The Supreme Court of India has compared Bitcoin trading to a modern version of illegal money transfers, like Hawala. These remarks were made during a bail hearing for Shailesh Babulal Bhatt, who was accused of illegal Bitcoin trading. The judges also criticized the Indian government for not setting clearer rules for crypto yet.

“Trading in Bitcoin appears to be a sophisticated form of Hawala. In the absence of regulation, it raises serious concerns,” the bench remarked. 

In a similar case two years ago, multiple FIRs were filed against a person who was accused of tricking investors with promises of high returns from Bitcoin trading. The court had asked the government to explain its policy on cryptocurrencies. However, there have been no updates since then.

Senior lawyer Mukul Rohatgi, who was representing Bhatt, argued that Bitcoin trading is not illegal in India as the Supreme Court has already turned down the RBI’s circular that restricted banks from dealing in cryptocurrencies. 

Government Urges Clearer Rules

Justice Surya Kant responded by saying that while he does not fully understand how Bitcoin works, the court has been demanding that the government bring clear rules to avoid confusion. 

He believes that while some Bitcoins are genuine, others are fake. Therefore, without proper regulations in place, Bitcoin trading in India is like a sophisticated version of Hawala, he said. However, Rohatgi argued Bitcoin has real value, saying you can even buy a car with one BTC in some countries, which is currently worth around ₹82 lakh.

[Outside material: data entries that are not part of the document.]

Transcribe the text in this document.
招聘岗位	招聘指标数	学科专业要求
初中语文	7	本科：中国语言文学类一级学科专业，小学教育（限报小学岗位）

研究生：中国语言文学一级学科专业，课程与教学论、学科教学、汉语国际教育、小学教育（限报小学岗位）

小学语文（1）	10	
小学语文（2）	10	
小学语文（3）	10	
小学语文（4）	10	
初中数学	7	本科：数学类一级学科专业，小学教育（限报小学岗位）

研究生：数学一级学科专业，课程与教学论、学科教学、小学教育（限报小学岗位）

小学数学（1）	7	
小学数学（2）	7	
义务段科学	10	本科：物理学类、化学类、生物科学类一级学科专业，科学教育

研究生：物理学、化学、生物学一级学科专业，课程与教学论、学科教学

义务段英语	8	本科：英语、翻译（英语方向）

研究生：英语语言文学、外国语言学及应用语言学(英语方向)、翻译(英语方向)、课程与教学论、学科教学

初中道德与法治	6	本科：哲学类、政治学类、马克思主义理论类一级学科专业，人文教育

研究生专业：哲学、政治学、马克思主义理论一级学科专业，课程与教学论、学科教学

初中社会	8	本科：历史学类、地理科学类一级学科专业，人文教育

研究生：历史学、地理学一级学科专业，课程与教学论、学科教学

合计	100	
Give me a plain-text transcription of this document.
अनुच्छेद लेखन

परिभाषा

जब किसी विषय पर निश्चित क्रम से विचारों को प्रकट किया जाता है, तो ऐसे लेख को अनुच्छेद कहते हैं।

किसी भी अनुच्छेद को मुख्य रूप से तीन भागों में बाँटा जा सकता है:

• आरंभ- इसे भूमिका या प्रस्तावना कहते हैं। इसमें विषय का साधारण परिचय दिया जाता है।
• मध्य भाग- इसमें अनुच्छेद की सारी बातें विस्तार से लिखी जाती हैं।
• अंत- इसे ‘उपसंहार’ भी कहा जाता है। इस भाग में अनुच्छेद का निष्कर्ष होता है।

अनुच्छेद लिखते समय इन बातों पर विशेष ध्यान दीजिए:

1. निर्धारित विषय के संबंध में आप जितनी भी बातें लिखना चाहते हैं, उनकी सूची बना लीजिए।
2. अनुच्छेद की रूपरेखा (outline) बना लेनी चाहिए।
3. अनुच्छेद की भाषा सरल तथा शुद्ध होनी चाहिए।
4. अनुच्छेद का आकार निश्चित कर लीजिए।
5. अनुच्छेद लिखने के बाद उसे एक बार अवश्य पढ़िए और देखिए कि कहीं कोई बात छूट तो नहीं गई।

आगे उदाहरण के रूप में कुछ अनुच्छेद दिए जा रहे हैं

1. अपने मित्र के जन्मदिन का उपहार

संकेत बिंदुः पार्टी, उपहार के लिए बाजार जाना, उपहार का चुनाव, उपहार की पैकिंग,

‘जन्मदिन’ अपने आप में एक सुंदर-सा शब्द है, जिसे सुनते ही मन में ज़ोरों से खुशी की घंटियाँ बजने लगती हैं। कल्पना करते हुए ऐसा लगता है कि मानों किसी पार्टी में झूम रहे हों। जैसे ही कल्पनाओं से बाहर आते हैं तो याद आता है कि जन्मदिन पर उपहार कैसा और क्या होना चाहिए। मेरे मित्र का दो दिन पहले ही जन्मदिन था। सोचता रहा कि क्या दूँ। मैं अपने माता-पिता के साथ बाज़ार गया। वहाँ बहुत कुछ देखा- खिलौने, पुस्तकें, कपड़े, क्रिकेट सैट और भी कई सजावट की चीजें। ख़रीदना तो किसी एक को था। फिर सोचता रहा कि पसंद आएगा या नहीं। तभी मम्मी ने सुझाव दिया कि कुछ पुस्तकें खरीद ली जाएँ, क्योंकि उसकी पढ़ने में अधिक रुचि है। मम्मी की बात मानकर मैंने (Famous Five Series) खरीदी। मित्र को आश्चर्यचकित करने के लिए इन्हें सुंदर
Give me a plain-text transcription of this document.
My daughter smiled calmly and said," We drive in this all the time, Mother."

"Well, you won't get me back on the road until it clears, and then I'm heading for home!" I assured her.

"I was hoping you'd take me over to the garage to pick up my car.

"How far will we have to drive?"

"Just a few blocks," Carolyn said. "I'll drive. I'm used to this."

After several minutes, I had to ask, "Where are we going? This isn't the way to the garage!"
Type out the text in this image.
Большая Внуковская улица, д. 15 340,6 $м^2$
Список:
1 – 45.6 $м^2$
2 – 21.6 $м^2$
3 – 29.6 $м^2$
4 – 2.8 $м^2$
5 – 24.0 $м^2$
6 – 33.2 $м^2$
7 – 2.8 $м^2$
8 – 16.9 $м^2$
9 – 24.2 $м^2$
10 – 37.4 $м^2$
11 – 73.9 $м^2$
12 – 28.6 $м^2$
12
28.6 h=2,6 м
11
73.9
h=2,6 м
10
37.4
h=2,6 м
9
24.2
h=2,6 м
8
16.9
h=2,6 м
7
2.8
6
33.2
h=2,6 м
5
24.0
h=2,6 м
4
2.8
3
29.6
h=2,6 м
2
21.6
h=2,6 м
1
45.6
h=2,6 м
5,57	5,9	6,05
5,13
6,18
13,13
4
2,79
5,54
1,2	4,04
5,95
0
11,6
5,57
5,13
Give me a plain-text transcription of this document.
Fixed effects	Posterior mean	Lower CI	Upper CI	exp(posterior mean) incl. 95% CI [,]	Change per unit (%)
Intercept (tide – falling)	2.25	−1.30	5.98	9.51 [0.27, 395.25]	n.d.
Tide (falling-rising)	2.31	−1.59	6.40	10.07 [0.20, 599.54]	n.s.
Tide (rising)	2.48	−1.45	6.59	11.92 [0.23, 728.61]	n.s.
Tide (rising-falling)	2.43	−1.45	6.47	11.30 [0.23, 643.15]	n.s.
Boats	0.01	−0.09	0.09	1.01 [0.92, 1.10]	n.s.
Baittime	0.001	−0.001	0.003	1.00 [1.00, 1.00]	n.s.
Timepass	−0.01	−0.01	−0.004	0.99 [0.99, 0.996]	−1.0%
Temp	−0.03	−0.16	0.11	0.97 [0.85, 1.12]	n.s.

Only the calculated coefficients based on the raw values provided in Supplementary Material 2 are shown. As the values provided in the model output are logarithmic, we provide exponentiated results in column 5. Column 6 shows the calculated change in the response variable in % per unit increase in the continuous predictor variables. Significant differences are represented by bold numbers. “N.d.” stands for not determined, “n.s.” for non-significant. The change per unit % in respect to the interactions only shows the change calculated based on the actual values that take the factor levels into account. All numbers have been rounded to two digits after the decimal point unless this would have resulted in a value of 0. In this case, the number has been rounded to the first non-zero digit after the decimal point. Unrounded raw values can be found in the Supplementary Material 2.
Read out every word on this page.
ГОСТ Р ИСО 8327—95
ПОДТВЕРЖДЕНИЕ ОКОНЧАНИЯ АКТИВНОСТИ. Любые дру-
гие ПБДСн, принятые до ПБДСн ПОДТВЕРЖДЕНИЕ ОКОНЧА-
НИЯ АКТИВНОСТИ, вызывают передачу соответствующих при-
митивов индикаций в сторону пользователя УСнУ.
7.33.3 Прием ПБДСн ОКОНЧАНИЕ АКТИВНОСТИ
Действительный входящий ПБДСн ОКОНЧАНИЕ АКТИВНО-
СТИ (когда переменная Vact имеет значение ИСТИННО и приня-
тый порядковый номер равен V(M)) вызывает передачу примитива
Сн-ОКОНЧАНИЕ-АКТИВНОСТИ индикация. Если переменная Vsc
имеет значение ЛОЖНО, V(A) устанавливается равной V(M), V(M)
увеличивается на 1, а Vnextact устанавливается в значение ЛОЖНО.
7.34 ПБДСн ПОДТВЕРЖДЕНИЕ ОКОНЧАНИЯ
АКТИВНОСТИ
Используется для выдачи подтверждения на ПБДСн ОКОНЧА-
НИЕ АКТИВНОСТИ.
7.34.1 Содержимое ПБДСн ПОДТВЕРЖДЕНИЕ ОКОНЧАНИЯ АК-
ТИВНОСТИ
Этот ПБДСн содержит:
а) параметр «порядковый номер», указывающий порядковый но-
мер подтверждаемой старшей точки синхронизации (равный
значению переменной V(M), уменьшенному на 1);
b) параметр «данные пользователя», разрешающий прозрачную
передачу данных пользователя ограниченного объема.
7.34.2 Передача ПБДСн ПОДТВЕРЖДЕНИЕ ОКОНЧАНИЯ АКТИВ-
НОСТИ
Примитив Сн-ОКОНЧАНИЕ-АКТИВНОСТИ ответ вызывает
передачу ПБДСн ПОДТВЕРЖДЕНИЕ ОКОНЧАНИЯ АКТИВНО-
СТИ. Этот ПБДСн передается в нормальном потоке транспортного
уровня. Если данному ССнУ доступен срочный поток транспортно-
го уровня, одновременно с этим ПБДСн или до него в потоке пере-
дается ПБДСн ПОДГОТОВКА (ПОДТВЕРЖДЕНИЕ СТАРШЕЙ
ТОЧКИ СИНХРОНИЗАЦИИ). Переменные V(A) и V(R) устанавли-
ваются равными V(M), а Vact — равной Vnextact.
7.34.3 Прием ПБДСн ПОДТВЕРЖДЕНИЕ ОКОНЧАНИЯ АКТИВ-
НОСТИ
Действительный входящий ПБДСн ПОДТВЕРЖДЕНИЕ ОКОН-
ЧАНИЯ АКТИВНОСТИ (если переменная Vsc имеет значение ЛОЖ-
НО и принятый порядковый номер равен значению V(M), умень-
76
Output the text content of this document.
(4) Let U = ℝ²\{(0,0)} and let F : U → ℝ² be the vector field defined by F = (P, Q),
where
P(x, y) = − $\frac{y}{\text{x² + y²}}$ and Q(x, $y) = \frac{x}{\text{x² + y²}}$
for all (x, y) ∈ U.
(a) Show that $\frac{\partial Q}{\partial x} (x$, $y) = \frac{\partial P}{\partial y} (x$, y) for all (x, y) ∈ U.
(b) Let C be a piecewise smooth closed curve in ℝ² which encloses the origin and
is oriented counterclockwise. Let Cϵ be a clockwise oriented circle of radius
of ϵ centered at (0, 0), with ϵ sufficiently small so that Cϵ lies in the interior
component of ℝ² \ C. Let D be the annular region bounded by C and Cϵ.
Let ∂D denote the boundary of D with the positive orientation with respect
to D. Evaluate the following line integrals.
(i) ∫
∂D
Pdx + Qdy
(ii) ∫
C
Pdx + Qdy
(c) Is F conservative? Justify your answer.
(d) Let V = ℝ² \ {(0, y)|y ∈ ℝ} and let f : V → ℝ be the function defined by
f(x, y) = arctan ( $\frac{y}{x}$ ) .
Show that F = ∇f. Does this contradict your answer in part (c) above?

The Gujarat government and ED asked the Supreme Court for more time over the case, saying that it goes beyond Bitcoin trading and has been given 10 days to reply. The next hearing is set for May 19. Bhatt has been in jail since August 2023, appealing a February order from the Gujarat High Court that denied him bail.

Comprehensive Regulations Needed

India has taken some steps forward, like a 30% tax on crypto profits and including virtual asset transactions under the Prevention of Money Laundering Act in March 2023. However, a broader regulatory framework is still needed.